Synthetic Computers at Scale: Long-Horizon Productivity Simulation
arXiv: 2604.28181 · paper · HF Tier: 2 — agent training infrastructure, synthetic data Raw: ../../raw/huggingface/2026-05-01-synthetic-computers-at-scale-long-horizon-productivity-simulation.md
TL;DR
To train productivity agents that can do real long-horizon work, you need realistic user computers — folder hierarchies, content-rich documents, simulated collaborators. This paper builds a methodology to synthesize 1,000 fully-populated computers at scale, then runs 8+ hour, 2,000+ turn agent simulations on each that produce a month's worth of fake-but-plausible work. The simulations yield "experiential learning signals" that improve agent performance on both in-domain and out-of-domain productivity benchmarks. The pitch: persona populations are abundant at billion scale, so this can in principle generate millions or billions of synthetic user worlds.
Mechanism
Two-agent loop on each synthetic computer:
┌─────────────────────────────────────────────────────────────┐
│ Synthetic computer: filesystem, docs, spreadsheets, emails │
│ populated to look like a real user's workspace │
└─────────────────────────────────────────────────────────────┘
│ │
▼ ▼
┌─────────────────────┐ ┌──────────────────────────┐
│ Objective agent │ │ Worker agent (the user) │
│ Generates user- │ ───────────▶ │ Navigates filesystem, │
│ specific objectives│ │ collaborates, produces │
│ requiring multiple │ │ artifacts until done │
│ deliverables and │ │ (>2000 turns, >8 hours) │
│ ~1 month of work │ │ │
└─────────────────────┘ └──────────────────────────┘
The interesting design choice is decoupling objective generation from execution. The objective agent works "outside" the computer with full visibility (so objectives are realistic for that user); the worker agent works "inside" the computer (so trajectories are realistic for an agent). This separation prevents the objective agent from generating tasks that an agent would never naturally encounter.
Why this is Tier 2
The single biggest gap in agent training is realistic long-horizon trajectories at scale. ClawGym (04-30) covered medium-horizon tasks (single workflow). Persistent Agent Infrastructure (04-23) covered the runtime side. This paper covers the data side — the long-horizon, multi-day-equivalent training corpus that's been impossible to gather from real users without privacy and consent issues.
The validation is the part to keep: improvements appear on both in-domain and out-of-domain productivity evaluations. If the gains transferred only in-domain, you'd suspect overfitting to synthetic distribution. Cross-distribution improvement suggests the long-horizon training signal is real.
Connection to prior wiki
- ClawGym (04-30) dual-route synthesis (persona-driven + skill-grounded) is the medium-horizon analog. Synthetic Computers is the long-horizon extension — same persona-driven principle, scaled to month-long workflows.

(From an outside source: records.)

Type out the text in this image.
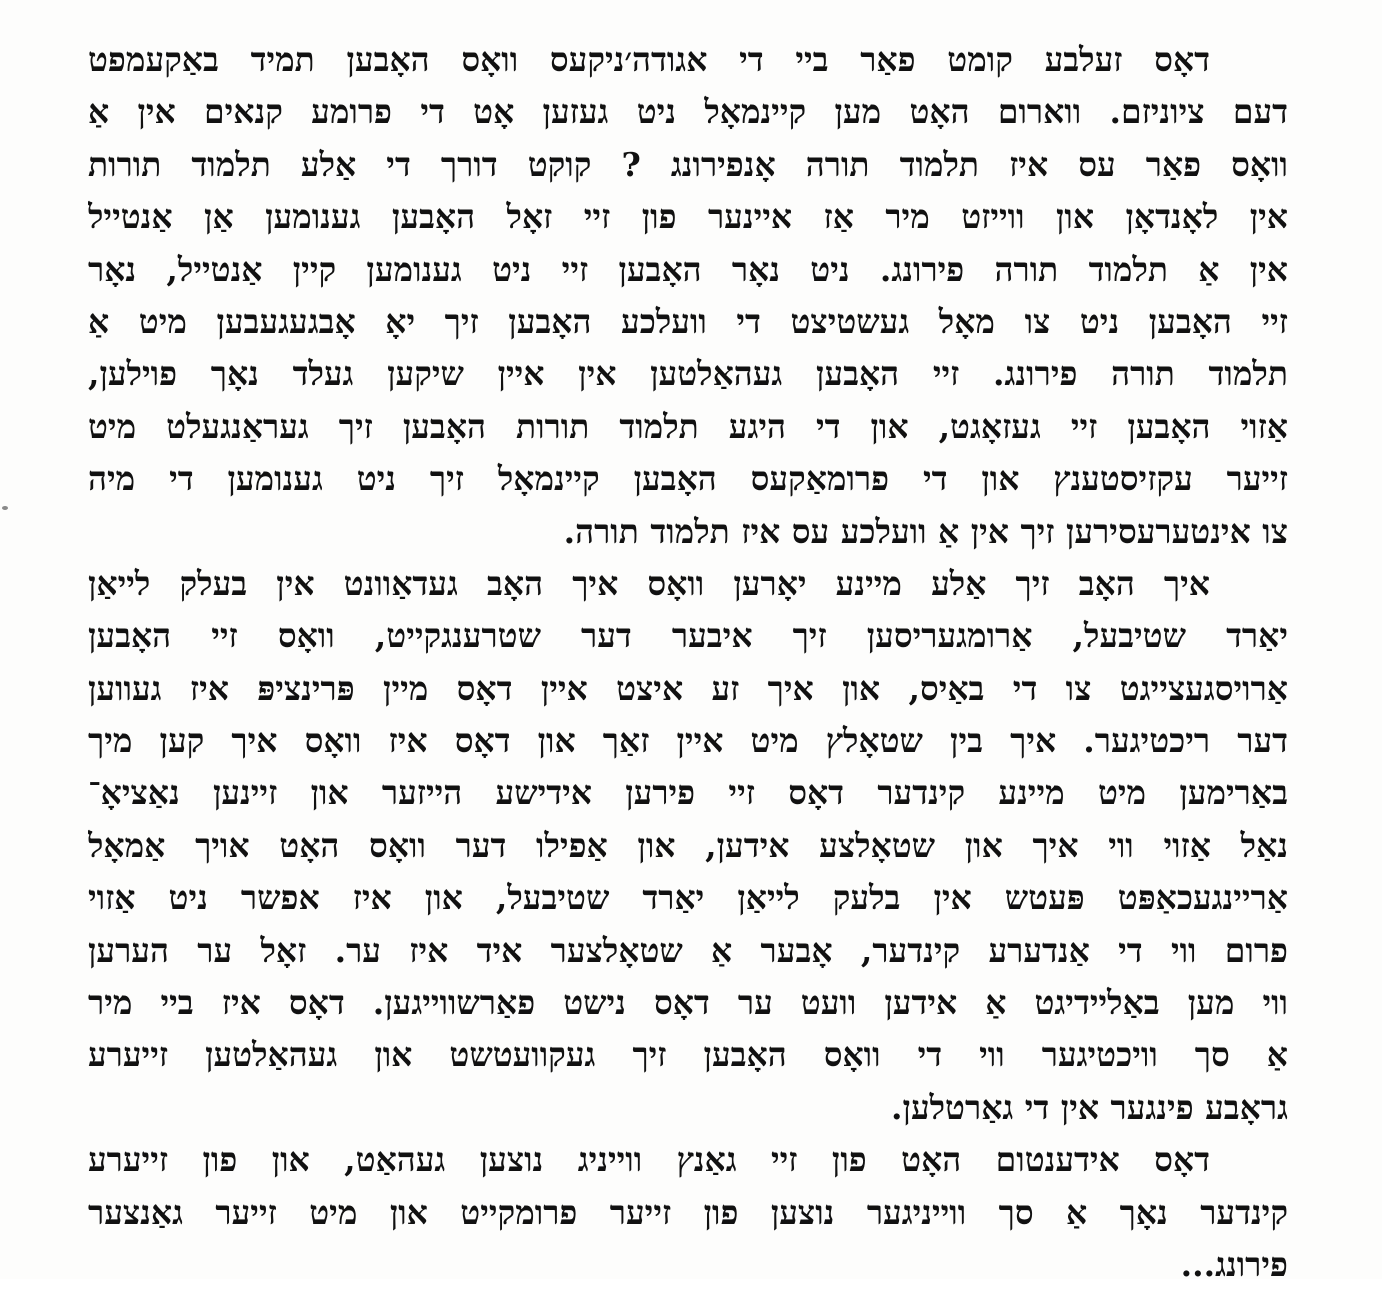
דאָס זעלבע קומט פאַר ביי די אגודה׳ניקעס וואָס האָבען תמיד באַקעמפט
דעם ציוניזם. ווארום האָט מען קיינמאָל ניט געזען אָט די פרומע קנאים אין אַ
וואָס פאַר עס איז תלמוד תורה אָנפירונג ? קוקט דורך די אַלע תלמוד תורות
אין לאָנדאָן און ווייזט מיר אַז איינער פון זיי זאָל האָבען גענומען אַן אַנטייל
אין אַ תלמוד תורה פירונג. ניט נאָר האָבען זיי ניט גענומען קיין אַנטייל, נאָר
זיי האָבען ניט צו מאָל געשטיצט די וועלכע האָבען זיך יאָ אָבגעגעבען מיט אַ
תלמוד תורה פירונג. זיי האָבען געהאַלטען אין איין שיקען געלד נאָך פוילען,
אַזוי האָבען זיי געזאָגט, און די היגע תלמוד תורות האָבען זיך געראַנגעלט מיט
זייער עקזיסטענץ און די פרומאַקעס האָבען קיינמאָל זיך ניט גענומען די מיה
צו אינטערעסירען זיך אין אַ וועלכע עס איז תלמוד תורה.
איך האָב זיך אַלע מיינע יאָרען וואָס איך האָב געדאַוונט אין בעלק לייאַן
יאַרד שטיבעל, אַרומגעריסען זיך איבער דער שטרענגקייט, וואָס זיי האָבען
אַרויסגעצייגט צו די באַיס, און איך זע איצט איין דאָס מיין פּרינציפּ איז געווען
דער ריכטיגער. איך בין שטאָלץ מיט איין זאַך און דאָס איז וואָס איך קען מיך
באַרימען מיט מיינע קינדער דאָס זיי פירען אידישע הייזער און זיינען נאַציאָ־
נאַל אַזוי ווי איך און שטאָלצע אידען, און אַפילו דער וואָס האָט אויך אַמאָל
אַריינגעכאַפּט פּעטש אין בלעק לייאַן יאַרד שטיבעל, און איז אפשר ניט אַזוי
פרום ווי די אַנדערע קינדער, אָבער אַ שטאָלצער איד איז ער. זאָל ער הערען
ווי מען באַליידיגט אַ אידען וועט ער דאָס נישט פאַרשווייגען. דאָס איז ביי מיר
אַ סך וויכטיגער ווי די וואָס האָבען זיך געקוועטשט און געהאַלטען זייערע
גראָבע פינגער אין די גאַרטלען.
דאָס אידענטום האָט פון זיי גאַנץ ווייניג נוצען געהאַט, און פון זייערע
קינדער נאָך אַ סך ווייניגער נוצען פון זייער פרומקייט און מיט זייער גאַנצער
פירונג...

- Persistent Agent Infrastructure (04-23) raised the question: how do you do RL on agents that mutate persistent state? Synthetic Computers is the data side of the answer — the training corpus must contain trajectories where state mutation matters.
- OccuBench (04-16) / Claw-Eval-Live (05-01) show frontier agents fail real workflows. Synthetic Computers is the training-side bet for closing that gap.
- LWM-based simulation is shared with OccuBench — both treat the simulated environment as a fully-rendered model of a real workspace, not a stripped-down sandbox.
Open problems
- Distribution shift between synthetic personas and real users. "Personas at billion scale" sounds clean, but the synthetic worker agent's behavior is still LLM-driven. If the LLM has biases (e.g., overly thorough documentation, formulaic email tone), the corpus inherits them. Cross-distribution gains don't fully rule this out.
- Compute cost. 8+ hours per simulation × 1,000 computers = ~10,000 GPU-hours of agent runtime just to generate the corpus. The "billions of synthetic worlds" pitch assumes inference cost continues to drop on the SemiAnalysis trajectory (also today). At current cost it is hyperscaler-scale only.
- Composition with verifiable grading. Synthetic Computers produces trajectories; Claw-Eval-Live grades them. The natural next paper: train on Synthetic Computers data, evaluate on Claw-Eval-Live, see whether the eval gap closes.
Research angle
The "billions of synthetic user worlds" pitch is, at base, an argument that agent training should scale via simulated environments rather than real-user logs. If true, this changes which data assets matter: the bottleneck is no longer scraping real workflows but having enough compute to simulate plausible ones. That argument is consistent with the SemiAnalysis (today) thesis on token economics — once tokens are cheap enough, simulated training corpora become preferable to real ones.